Freshman year, I developed my bubble. I hung out with my close circle of friends, ate with the same group of people at lunch, and joined the same activities everyone else did. Life was good in my cozy bubble, then came sophomore year. During my sophomore year, I began to realize that my bubble was standing still. I wasn’t seeing anything new and I didn’t feel any different. I was going through the motions. I had thoughts of changing my environment, but that meant I had to get out of my bubble. Who would ever want to escape something so secure, so I stayed.

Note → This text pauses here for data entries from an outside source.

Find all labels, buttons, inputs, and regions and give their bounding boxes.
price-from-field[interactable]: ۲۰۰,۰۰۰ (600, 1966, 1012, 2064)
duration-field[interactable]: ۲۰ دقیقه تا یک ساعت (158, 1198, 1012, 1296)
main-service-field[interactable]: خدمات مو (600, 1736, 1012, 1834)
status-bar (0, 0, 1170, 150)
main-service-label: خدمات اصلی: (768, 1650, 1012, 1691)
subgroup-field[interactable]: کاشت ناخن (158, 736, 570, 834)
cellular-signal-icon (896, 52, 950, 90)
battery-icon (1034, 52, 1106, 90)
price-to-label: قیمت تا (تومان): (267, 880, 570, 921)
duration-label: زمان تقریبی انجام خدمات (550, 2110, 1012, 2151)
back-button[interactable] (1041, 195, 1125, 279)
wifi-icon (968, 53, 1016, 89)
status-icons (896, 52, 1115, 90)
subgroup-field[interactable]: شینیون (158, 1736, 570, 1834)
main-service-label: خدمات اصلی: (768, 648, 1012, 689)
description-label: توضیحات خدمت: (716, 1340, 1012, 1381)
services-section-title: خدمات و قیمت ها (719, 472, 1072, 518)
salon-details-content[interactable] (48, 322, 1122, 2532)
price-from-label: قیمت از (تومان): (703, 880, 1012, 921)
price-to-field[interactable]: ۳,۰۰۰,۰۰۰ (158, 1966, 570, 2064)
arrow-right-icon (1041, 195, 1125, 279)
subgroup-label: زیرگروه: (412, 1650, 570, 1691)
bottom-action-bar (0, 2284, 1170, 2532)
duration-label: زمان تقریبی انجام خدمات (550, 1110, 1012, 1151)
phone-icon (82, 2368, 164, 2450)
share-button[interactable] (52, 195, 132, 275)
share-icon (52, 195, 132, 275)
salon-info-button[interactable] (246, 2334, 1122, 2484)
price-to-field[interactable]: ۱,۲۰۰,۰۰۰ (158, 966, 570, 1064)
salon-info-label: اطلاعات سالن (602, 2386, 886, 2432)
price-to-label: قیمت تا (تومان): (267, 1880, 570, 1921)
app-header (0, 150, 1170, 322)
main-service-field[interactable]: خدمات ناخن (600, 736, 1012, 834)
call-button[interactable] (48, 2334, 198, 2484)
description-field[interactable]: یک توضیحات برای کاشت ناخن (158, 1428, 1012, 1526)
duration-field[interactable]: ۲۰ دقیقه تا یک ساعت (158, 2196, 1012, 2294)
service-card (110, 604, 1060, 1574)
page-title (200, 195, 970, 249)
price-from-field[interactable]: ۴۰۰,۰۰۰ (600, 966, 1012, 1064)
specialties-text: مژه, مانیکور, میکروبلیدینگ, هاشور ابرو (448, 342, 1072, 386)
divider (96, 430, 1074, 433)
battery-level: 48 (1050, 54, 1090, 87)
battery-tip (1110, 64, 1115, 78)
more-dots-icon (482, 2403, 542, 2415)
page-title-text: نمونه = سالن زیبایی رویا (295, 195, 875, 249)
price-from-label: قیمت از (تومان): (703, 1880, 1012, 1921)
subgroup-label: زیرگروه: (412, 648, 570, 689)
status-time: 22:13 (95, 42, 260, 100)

The start of junior year I knew I needed something new. I needed to get out of my safe and cozy bubble. When I began to slowly step out of my bubble, I was greeted with so many new opportunities that I didn’t even think existed. Granted I experienced some failures but I realized that experiencing them in high school and learning how to handle them was going to be way easier than learning how to handle them once I graduate. During my junior year, I did something I didn’t think I could ever do, I ran for state office. Through this experience, it exposed me to one of my greatest fears, public speaking. Coming out of your comfort zone doesn’t necessarily mean overcoming your greatest fear, it can simply be doing something you have never done before.
The bubble which we call our comfort zone resembles that of a caterpillar’s cocoon. Both block what we were truly made to be. So I encourage you to pop your bubble and start chasing your butterflies, whatever they may be.